Dear members of Congress,
I'm sorry.
This is a hard message to hear, but I hope that you trust that it's just as hard for me to deliver as it is for you to hear. (Ok, that's not entirely true. It's a pretty easy thing to say right now.)
I'm sorry to be the one to tell you that you don't get everything you want in life.
This is a hard thing for all of us to learn, and I suppose you all missed this lesson. I can understand how it's possible--given the difficulty of teaching it, perhaps your parents simply didn't enforce it. We've been trying to teach this to our two year old, and the tantrums he throws whenever we enforce it are difficult to endure. His tears and screams get very old, but we know that we have to persevere in order for him to learn this valuable lesson. We are hoping that he will be a productive member of our society when he grows up, and grasping the truth that we must compromise and have empathy with the other is a valuable tool in the adult world. I do thank you for granting me the comfort of knowing that even if he never grasps this important life lesson and continues to act like a two year old as an adult when forced to share or act mature, there is still a place of employment for him.

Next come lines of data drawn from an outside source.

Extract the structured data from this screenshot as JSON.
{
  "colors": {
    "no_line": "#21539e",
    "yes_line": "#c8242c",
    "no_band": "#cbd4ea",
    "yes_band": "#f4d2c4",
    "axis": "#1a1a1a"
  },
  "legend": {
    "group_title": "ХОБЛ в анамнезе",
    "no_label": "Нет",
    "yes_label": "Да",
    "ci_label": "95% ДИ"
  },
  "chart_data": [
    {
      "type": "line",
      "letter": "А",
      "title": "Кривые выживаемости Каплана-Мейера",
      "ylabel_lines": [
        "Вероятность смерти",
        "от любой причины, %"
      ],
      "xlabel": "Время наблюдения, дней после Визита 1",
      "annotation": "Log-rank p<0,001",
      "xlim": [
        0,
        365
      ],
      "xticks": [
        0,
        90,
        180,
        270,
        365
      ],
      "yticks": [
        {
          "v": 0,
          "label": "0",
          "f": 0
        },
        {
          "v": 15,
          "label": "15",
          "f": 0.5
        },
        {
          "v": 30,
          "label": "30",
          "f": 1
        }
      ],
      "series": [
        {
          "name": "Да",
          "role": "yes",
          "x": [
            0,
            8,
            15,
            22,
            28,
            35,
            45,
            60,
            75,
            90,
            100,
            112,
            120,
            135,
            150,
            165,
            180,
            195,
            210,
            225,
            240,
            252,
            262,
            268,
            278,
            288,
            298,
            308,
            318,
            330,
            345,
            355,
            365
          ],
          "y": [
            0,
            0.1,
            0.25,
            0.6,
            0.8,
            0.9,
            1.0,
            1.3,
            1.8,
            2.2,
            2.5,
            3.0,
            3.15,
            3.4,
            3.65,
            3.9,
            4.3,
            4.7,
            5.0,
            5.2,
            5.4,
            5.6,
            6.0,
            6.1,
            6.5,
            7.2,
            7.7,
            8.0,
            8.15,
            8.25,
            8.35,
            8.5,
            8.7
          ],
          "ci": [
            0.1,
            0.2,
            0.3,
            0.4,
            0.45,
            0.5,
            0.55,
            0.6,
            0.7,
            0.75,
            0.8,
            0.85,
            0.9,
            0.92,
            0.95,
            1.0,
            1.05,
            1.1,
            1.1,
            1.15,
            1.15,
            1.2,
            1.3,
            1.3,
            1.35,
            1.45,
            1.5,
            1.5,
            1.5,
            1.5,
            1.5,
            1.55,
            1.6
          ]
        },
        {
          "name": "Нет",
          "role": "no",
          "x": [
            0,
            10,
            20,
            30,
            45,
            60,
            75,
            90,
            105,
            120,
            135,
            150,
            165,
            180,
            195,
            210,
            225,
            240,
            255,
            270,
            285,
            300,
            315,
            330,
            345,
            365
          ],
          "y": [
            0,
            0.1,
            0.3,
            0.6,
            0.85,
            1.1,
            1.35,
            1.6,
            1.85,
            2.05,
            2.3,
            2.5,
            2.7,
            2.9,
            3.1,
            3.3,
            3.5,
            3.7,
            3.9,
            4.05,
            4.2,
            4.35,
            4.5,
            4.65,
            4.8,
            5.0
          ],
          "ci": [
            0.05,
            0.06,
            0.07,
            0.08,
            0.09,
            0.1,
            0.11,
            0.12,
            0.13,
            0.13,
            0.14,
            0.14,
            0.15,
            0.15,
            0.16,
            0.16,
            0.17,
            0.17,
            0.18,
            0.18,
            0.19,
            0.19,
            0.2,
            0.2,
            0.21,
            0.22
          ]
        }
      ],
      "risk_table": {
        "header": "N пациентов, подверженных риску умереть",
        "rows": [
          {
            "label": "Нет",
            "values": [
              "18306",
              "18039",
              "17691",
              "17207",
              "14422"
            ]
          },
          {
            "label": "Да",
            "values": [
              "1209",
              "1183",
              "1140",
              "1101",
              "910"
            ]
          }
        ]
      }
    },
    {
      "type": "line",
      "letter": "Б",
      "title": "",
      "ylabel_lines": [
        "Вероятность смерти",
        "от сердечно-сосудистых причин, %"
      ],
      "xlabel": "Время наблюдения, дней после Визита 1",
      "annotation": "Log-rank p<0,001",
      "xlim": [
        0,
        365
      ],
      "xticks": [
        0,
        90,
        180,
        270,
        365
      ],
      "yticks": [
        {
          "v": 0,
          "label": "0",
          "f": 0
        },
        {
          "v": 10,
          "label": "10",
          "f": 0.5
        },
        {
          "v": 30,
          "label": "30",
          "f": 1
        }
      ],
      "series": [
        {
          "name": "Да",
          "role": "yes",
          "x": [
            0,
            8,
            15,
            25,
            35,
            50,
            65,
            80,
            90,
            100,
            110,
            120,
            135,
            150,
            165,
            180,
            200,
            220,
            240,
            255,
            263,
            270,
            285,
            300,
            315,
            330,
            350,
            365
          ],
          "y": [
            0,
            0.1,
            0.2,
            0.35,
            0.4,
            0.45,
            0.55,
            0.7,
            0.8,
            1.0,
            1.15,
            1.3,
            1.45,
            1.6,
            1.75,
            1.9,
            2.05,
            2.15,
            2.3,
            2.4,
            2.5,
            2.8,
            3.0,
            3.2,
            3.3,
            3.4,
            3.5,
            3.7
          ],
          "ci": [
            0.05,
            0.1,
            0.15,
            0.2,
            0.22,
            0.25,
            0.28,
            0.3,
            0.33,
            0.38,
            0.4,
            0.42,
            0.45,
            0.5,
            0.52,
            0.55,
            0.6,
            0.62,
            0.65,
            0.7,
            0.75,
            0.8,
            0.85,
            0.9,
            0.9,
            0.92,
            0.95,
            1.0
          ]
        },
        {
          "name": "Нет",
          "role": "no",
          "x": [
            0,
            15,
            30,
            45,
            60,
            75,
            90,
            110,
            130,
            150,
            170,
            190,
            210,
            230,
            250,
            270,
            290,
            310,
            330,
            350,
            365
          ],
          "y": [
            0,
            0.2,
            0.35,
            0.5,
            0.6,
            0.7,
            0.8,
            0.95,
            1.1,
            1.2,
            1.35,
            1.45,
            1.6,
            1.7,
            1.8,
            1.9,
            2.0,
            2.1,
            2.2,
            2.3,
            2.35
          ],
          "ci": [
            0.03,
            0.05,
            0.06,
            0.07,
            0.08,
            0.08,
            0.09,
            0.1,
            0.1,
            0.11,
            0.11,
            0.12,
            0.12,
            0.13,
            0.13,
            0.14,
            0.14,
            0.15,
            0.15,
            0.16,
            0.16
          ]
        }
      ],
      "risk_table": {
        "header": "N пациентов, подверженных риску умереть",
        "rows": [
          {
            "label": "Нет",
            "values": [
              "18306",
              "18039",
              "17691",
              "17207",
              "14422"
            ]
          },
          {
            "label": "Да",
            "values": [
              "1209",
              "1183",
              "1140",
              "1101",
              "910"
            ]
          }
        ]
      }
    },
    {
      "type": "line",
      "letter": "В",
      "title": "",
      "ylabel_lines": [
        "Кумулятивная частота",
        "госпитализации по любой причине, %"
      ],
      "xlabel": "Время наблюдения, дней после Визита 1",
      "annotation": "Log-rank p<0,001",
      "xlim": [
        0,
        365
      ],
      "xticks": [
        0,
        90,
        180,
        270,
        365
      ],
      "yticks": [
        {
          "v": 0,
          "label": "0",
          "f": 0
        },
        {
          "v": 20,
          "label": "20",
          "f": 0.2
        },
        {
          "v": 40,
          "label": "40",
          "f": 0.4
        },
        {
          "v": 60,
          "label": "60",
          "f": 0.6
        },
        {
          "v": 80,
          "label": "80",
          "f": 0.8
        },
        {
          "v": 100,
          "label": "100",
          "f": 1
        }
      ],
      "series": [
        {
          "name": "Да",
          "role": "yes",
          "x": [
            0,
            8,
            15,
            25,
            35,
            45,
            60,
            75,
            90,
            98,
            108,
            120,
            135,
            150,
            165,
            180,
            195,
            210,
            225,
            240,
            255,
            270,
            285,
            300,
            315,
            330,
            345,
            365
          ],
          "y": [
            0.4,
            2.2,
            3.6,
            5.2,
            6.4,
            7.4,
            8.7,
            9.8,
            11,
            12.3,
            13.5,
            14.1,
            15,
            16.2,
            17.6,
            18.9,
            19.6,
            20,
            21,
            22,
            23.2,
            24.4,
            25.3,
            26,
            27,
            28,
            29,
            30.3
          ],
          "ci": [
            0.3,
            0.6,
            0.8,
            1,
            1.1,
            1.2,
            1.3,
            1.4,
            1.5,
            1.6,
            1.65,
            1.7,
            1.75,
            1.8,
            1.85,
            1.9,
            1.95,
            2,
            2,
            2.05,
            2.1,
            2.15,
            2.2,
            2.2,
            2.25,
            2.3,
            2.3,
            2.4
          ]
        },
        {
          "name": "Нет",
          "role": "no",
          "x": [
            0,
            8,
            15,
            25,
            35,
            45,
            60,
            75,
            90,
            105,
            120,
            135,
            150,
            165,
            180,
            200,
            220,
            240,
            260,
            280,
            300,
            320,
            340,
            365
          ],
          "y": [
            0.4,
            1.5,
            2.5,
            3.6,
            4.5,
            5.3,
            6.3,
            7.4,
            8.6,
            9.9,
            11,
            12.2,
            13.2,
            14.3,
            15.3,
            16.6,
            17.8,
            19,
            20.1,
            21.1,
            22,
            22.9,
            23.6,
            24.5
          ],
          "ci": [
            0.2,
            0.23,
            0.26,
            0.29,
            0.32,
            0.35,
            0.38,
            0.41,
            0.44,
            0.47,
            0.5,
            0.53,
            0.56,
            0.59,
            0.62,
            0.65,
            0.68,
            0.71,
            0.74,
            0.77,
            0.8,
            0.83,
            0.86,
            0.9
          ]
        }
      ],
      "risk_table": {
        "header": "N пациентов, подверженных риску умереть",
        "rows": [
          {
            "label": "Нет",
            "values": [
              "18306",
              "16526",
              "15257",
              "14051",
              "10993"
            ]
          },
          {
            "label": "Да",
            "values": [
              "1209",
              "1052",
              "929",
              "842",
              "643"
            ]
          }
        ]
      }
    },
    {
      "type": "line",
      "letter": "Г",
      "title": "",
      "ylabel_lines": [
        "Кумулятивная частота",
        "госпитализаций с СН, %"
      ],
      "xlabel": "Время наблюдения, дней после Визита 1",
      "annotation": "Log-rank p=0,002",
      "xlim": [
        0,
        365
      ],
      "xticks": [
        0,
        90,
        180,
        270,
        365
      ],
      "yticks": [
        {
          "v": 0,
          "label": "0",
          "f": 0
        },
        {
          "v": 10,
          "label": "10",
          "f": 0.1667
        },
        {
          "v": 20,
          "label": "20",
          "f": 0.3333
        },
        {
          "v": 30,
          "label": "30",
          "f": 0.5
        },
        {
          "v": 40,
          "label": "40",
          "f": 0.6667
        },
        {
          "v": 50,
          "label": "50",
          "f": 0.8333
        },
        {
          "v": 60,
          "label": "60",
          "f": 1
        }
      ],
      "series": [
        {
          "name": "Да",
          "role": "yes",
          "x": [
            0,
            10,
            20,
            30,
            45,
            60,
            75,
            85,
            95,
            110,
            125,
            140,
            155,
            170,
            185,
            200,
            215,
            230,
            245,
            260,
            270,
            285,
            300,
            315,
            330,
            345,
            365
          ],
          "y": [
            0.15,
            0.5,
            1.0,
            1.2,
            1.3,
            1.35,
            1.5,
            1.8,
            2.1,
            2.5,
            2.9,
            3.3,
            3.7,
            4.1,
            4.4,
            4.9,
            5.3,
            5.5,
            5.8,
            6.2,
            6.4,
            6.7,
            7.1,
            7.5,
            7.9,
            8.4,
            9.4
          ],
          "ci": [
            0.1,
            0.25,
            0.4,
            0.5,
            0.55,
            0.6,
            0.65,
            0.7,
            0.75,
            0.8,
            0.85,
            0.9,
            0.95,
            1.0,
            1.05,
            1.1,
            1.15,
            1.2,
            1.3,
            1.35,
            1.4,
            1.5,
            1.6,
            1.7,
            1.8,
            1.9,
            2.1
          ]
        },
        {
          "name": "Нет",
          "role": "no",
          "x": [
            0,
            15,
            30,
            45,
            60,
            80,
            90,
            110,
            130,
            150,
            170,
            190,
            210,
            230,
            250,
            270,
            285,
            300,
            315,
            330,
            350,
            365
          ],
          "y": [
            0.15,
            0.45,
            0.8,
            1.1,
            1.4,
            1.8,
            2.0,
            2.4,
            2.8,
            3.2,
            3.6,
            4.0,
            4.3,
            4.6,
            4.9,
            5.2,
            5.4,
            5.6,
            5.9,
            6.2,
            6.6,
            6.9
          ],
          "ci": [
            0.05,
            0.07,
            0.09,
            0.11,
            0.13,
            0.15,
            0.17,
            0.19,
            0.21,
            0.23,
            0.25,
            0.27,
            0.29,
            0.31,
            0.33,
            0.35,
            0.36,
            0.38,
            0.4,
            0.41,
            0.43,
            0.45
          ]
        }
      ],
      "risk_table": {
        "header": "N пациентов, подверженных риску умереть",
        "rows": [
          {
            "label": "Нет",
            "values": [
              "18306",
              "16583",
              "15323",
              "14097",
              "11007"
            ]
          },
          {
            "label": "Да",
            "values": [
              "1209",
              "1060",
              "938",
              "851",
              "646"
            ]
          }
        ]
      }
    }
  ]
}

In the meantime, we'll continue to discipline him and model what it means to share and act reasonably around all people, even those with whom we disagree. We'll listen to opposing viewpoints with respect, and when we disagree but still are required to make decisions, we'll find a middle ground. When my wife wants chicken for dinner and I want veggie lasagna, we'll compromise and make chicken with veggies rather than simply shut down the kitchen and starve each other out of spite. When she believes it is necessary to go to Target and I don't feel like going, I'll go with her and sit in the car, rather than calling Target and asking them to close the store so she can't go. When she wants to cuddle and I want to watch football, I'll ask her to cuddle on the couch so we can both be happy, rather than locking ourselves out of the house to prove a point.
In all these things, we'll try and model to Caleb what respectable, reasonable adult behavior is. Hopefully he'll learn. If he does, I'll be glad to send my 2 year old son to Congress to teach you all how to live like the leaders you were elected to be, working to find a middle ground between differing opinions and seek the good of all the country.